Legge regionale sul turismo, riflessioni del Presidente nazionale Cta

campania turismoCirca la legge regionale sul turismo recentemente approvata dal Consiglio Regionale della Campania, avente come finalità la promozione del turismo e dei beni culturali, Pino Vitale, Presidente Nazionale del Centro Turistico Acli, ha espresso le sue considerazioni. Nell’incontro con i gruppi di turismo sociale, tenutosi ad Ischia, ha, infatti, aperto una campagna di dibattito e informazione tesa a presentare le istanze del settore e a proporre i necessari miglioramenti.

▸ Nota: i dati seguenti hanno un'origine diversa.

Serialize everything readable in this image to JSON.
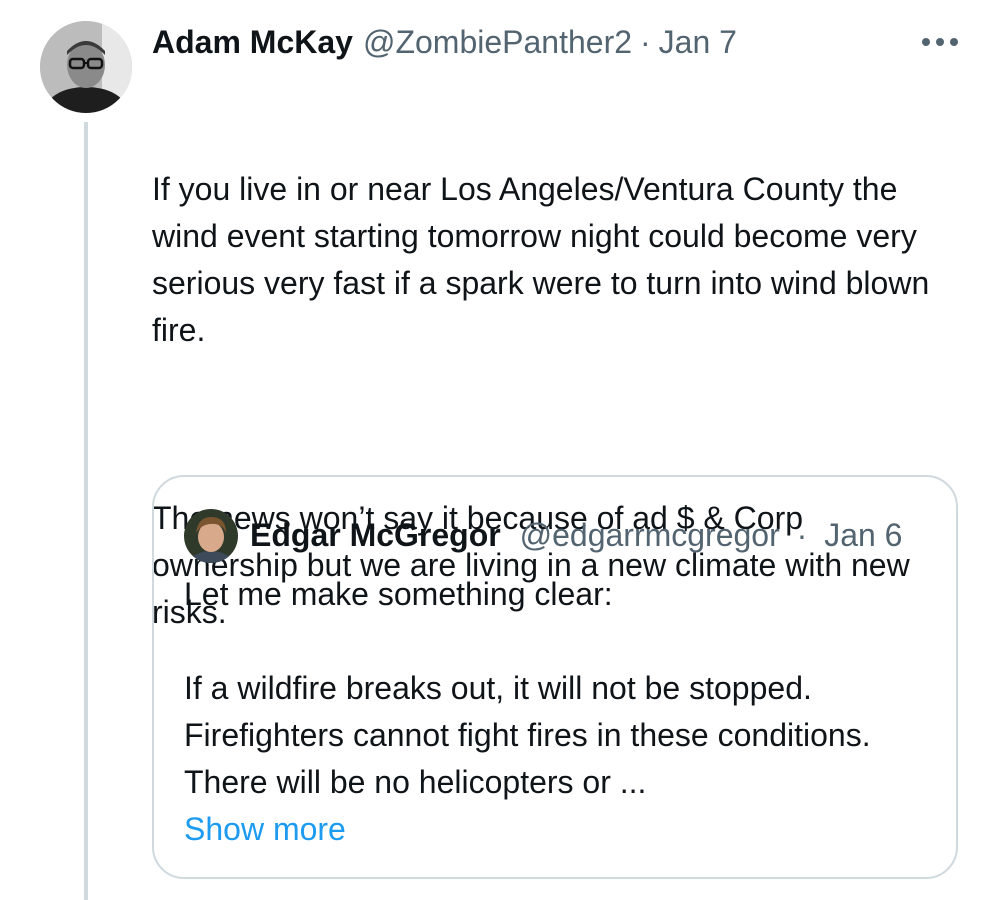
{
  "tweet": {
    "author_name": "Adam McKay",
    "author_handle": "@ZombiePanther2",
    "separator": "·",
    "date": "Jan 7",
    "paragraphs": [
      "If you live in or near Los Angeles/Ventura County the wind event starting tomorrow night could become very serious very fast if a spark were to turn into wind blown fire.",
      "The news won’t say it because of ad $ & Corp ownership but we are living in a new climate with new risks."
    ],
    "more_icon": "more-horizontal-icon"
  },
  "quoted_tweet": {
    "author_name": "Edgar McGregor",
    "author_handle": "@edgarrmcgregor",
    "separator": "·",
    "date": "Jan 6",
    "paragraphs": [
      "Let me make something clear:",
      "If a wildfire breaks out, it will not be stopped. Firefighters cannot fight fires in these conditions. There will be no helicopters or ..."
    ],
    "show_more_label": "Show more"
  },
  "colors": {
    "text": "#0f1419",
    "secondary": "#536471",
    "link": "#1d9bf0",
    "border": "#cfd9de"
  }
}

“Dopo 30 anni di attesa si poteva fare meglio, abbiamo l’impressione di una occasione perduta – ha affermato il Presidente di Cta – manca tutto il riordino legislativo dei vari settori, come l’albo regionale dei direttori tecnici, l’albo regionale delle associazioni turistiche senza scopo di lucro, l’albo delle agenzie di viaggi e manca il riordino delle classificazioni alberghiere ed extra alberghiere”.  “Credo sia spropositato parlare di legge quadro – argomenta Vitale –  perché l’impianto è debole riducendosi all’abolizione degli enti per il turismo e delle aziende di soggiorno senza neppure la previsione di intesa con le amministrazioni locali e delle Unioni dei Comuni che vengono davvero mortificate e tagliate fuori”.

“Tra l’altro – ha spiegato Vitale – dopo tanta attesa ci si poteva coordinare con le iniziative del Governo a partire dal decreto del Ministro Franceschini su cultura e turismo e soprattutto con la attesa riforma del titolo quinto.
Questa norma è priva degli elementi nodali che dovrebbero caratterizzare una legge vera del turismo in Campania, regione a grandissima vocazione turistica e culturale, come ad esempio l’analisi dei flussi e dei settori sui quali puntare per sancire una strategia unica di crescita dell’intero territorio Campano.
Il Cta vuole ancora dare un contributo raccogliendo opinioni e istanze non solo dal mondo del turismo sociale, che resta determinante per la destagionalizzazione, ma anche dai tanti soggetti istituzionali e privati che insieme possono fare la differenza per rilanciare il turismo in Campania. In questo senso nel mese di settembre organizzeremo incontri nelle principali città della regione per lanciare una campagna per il turismo in Campania”.